I started a project in feb this year and I have too many questions to go any further.I have glued up the risers,have the laminations,have smooth on,glass,hardware and the form is rough cut.




now for the questions

1 how do I true up the form?(perfectly square)

2 the lams are 36".I am shooting for a 58"-60" bow with a 15" riser.Do I cut them down before glue up even if I have a reverse taper in there.

3 what stain works well with smooth on and curly maple?


4 should I clean bacote before glue up?

5 Can I use a .25" metal,a rubber strip,and clamps?? Or should I go with the firehose method?

And finally does anyone near me have time to walk me through the process??

Thanks in advance for any help,

Stephen

elk ninja

#1... Square it up by taking your time.  Don't go with power tools, use a good square guide.  The form will last a long time, so take your time.  The journey is the destination, don't rush.
#2... I cut them after glue up.  I save the pieces just for fun.  I can show them to someone I am makeing a bow for and they can see in person what XXX wood looks like.
#4... Yup, clean that bacote.  clean all wood while you are at it.
#5... thats pretty much what I use.  Cork instead of rubber.  With the clamps, watch your pressure, preferabbly using a smaller block (2-3") of wood (hardwood that is) or metal.
Mike
>>>--Semper-Fi--->

It is better to remain silent and be thought a fool than to open one's mouth and remove all doubt.
-Abraham Lincoln

ONE SHOT

Stephen First the best way to TRUE up the form surface is to use a Bottom blade planner or jointer. The two surfaces must be SQUARE, or you will have a TWIST in the limbs

Second:Yes you can cut-off the laminations before glue-up, but you can also cut-off after glue-up, just in case you may need that extra length for one reason or another.

Third:Use a Alochol base stain. 3-Rivers sells it so does Bingham Supply. Don,t use oil based stains on your laminations, because it might keep the wood and F?G from sticking together. (NO OIL BASE STAINS) water base is ok thou. But Alchol is better.

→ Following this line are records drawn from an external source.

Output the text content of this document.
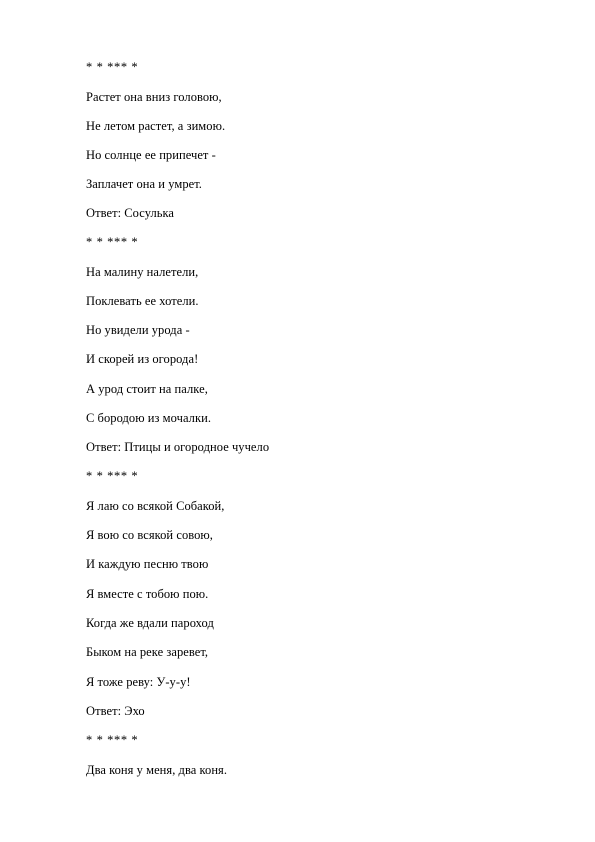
* * *** *
Растет она вниз головою,
Не летом растет, а зимою.
Но солнце ее припечет -
Заплачет она и умрет.
Ответ: Сосулька
* * *** *
На малину налетели,
Поклевать ее хотели.
Но увидели урода -
И скорей из огорода!
А урод стоит на палке,
С бородою из мочалки.
Ответ: Птицы и огородное чучело
* * *** *
Я лаю со всякой Собакой,
Я вою со всякой совою,
И каждую песню твою
Я вместе с тобою пою.
Когда же вдали пароход
Быком на реке заревет,
Я тоже реву: У-у-у!
Ответ: Эхо
* * *** *
Два коня у меня, два коня.
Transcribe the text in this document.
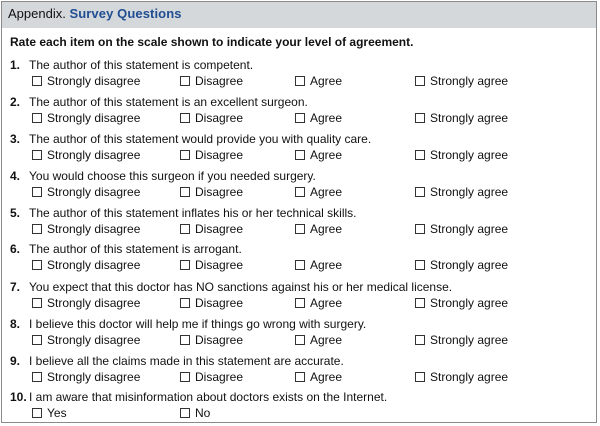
Appendix. Survey Questions
Rate each item on the scale shown to indicate your level of agreement.
1. The author of this statement is competent.
Strongly disagree	Disagree	Agree	Strongly agree
2. The author of this statement is an excellent surgeon.
Strongly disagree	Disagree	Agree	Strongly agree
3. The author of this statement would provide you with quality care.
Strongly disagree	Disagree	Agree	Strongly agree
4. You would choose this surgeon if you needed surgery.
Strongly disagree	Disagree	Agree	Strongly agree
5. The author of this statement inflates his or her technical skills.
Strongly disagree	Disagree	Agree	Strongly agree
6. The author of this statement is arrogant.
Strongly disagree	Disagree	Agree	Strongly agree
7. You expect that this doctor has NO sanctions against his or her medical license.
Strongly disagree	Disagree	Agree	Strongly agree
8. I believe this doctor will help me if things go wrong with surgery.
Strongly disagree	Disagree	Agree	Strongly agree
9. I believe all the claims made in this statement are accurate.
Strongly disagree	Disagree	Agree	Strongly agree
10. I am aware that misinformation about doctors exists on the Internet.
Yes	No
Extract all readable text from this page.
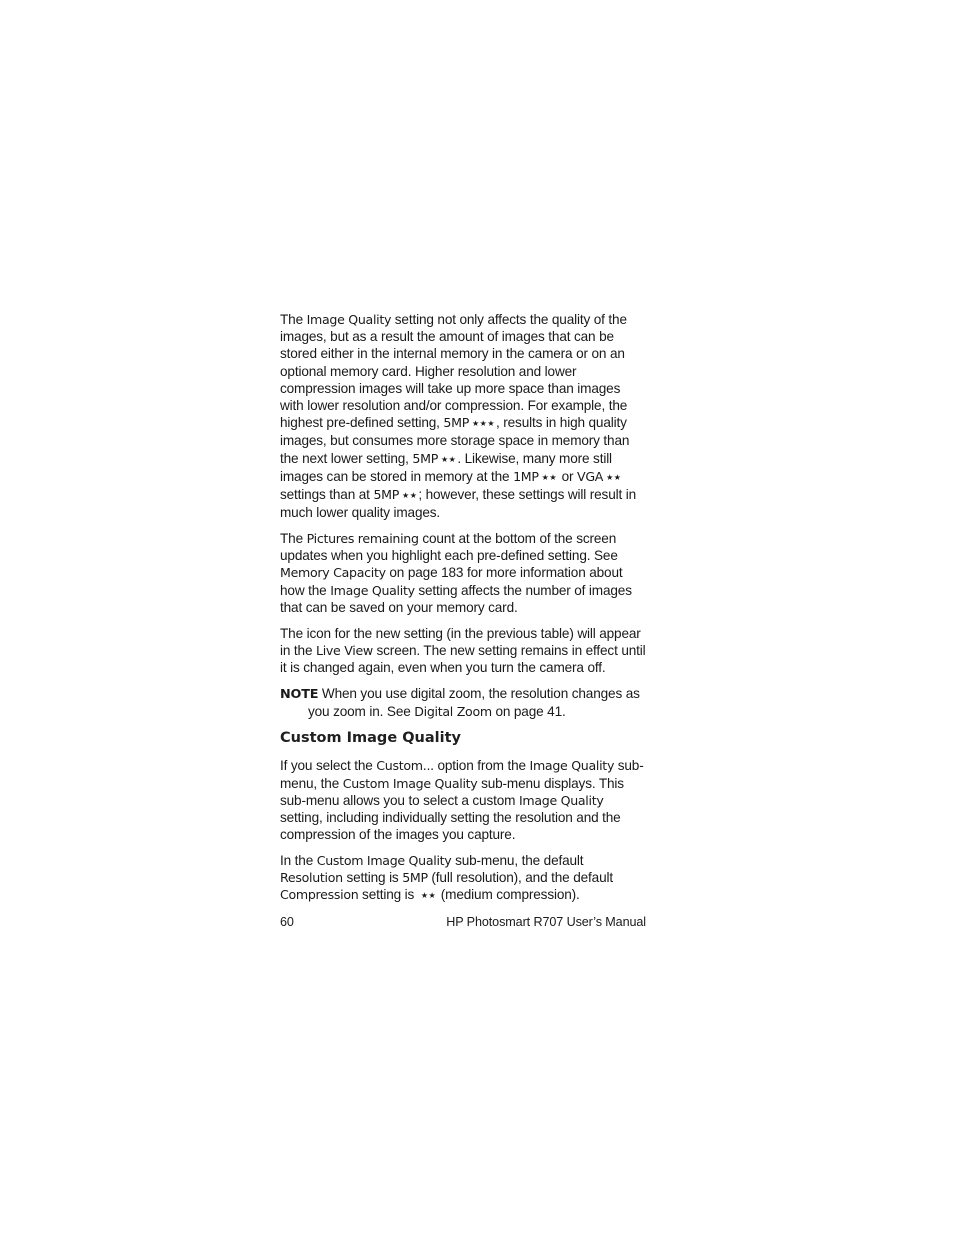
The Image Quality setting not only affects the quality of the images, but as a result the amount of images that can be stored either in the internal memory in the camera or on an optional memory card. Higher resolution and lower compression images will take up more space than images with lower resolution and/or compression. For example, the highest pre-defined setting, 5MP ★★★, results in high quality images, but consumes more storage space in memory than the next lower setting, 5MP ★★. Likewise, many more still images can be stored in memory at the 1MP ★★ or VGA ★★ settings than at 5MP ★★; however, these settings will result in much lower quality images.

The Pictures remaining count at the bottom of the screen updates when you highlight each pre-defined setting. See Memory Capacity on page 183 for more information about how the Image Quality setting affects the number of images that can be saved on your memory card.

The icon for the new setting (in the previous table) will appear in the Live View screen. The new setting remains in effect until it is changed again, even when you turn the camera off.

NOTE When you use digital zoom, the resolution changes as you zoom in. See Digital Zoom on page 41.

Custom Image Quality

If you select the Custom... option from the Image Quality sub-menu, the Custom Image Quality sub-menu displays. This sub-menu allows you to select a custom Image Quality setting, including individually setting the resolution and the compression of the images you capture.

In the Custom Image Quality sub-menu, the default Resolution setting is 5MP (full resolution), and the default Compression setting is ★★ (medium compression).

60	HP Photosmart R707 User’s Manual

Fourth: I have used both methods for making My Bows both Recurves and Long Bows. If you are only going to make a couple of Bows then the "C" clamp method is ok, but if you plan on in the futher on making more Bows then go with the Air-Hose method. The big advantage of the Air-Hose method is you will get a more uniform pressure along the entire length of the Bow.

Bingham Supply has Videos showing all the steps neccesary to make Bows. I recomend that you give ElMont Bingham a call.

Hope I helped clear up some questions that you had....ONE SHOT...  :)    :)    :)

d. ward

Hey Steve,Several years ago I was over checking out this bow builders stuff.The guy had a form almost done.I kinda asked how he kept it square (one shot mentioned limb twist)thinking a little limb twist out of the form could cause alot of pain down the road.The guy pulled out a router with a straight bit about 2-2 1/2 maybe 3 inches long.Finished cutting the form with the router and it was pretty darn square.He cut the riser with the router also.Which made it nice and square too.Seemed to work good.bd

StephenR

Thanks guys, that helps alot.Off to the shop.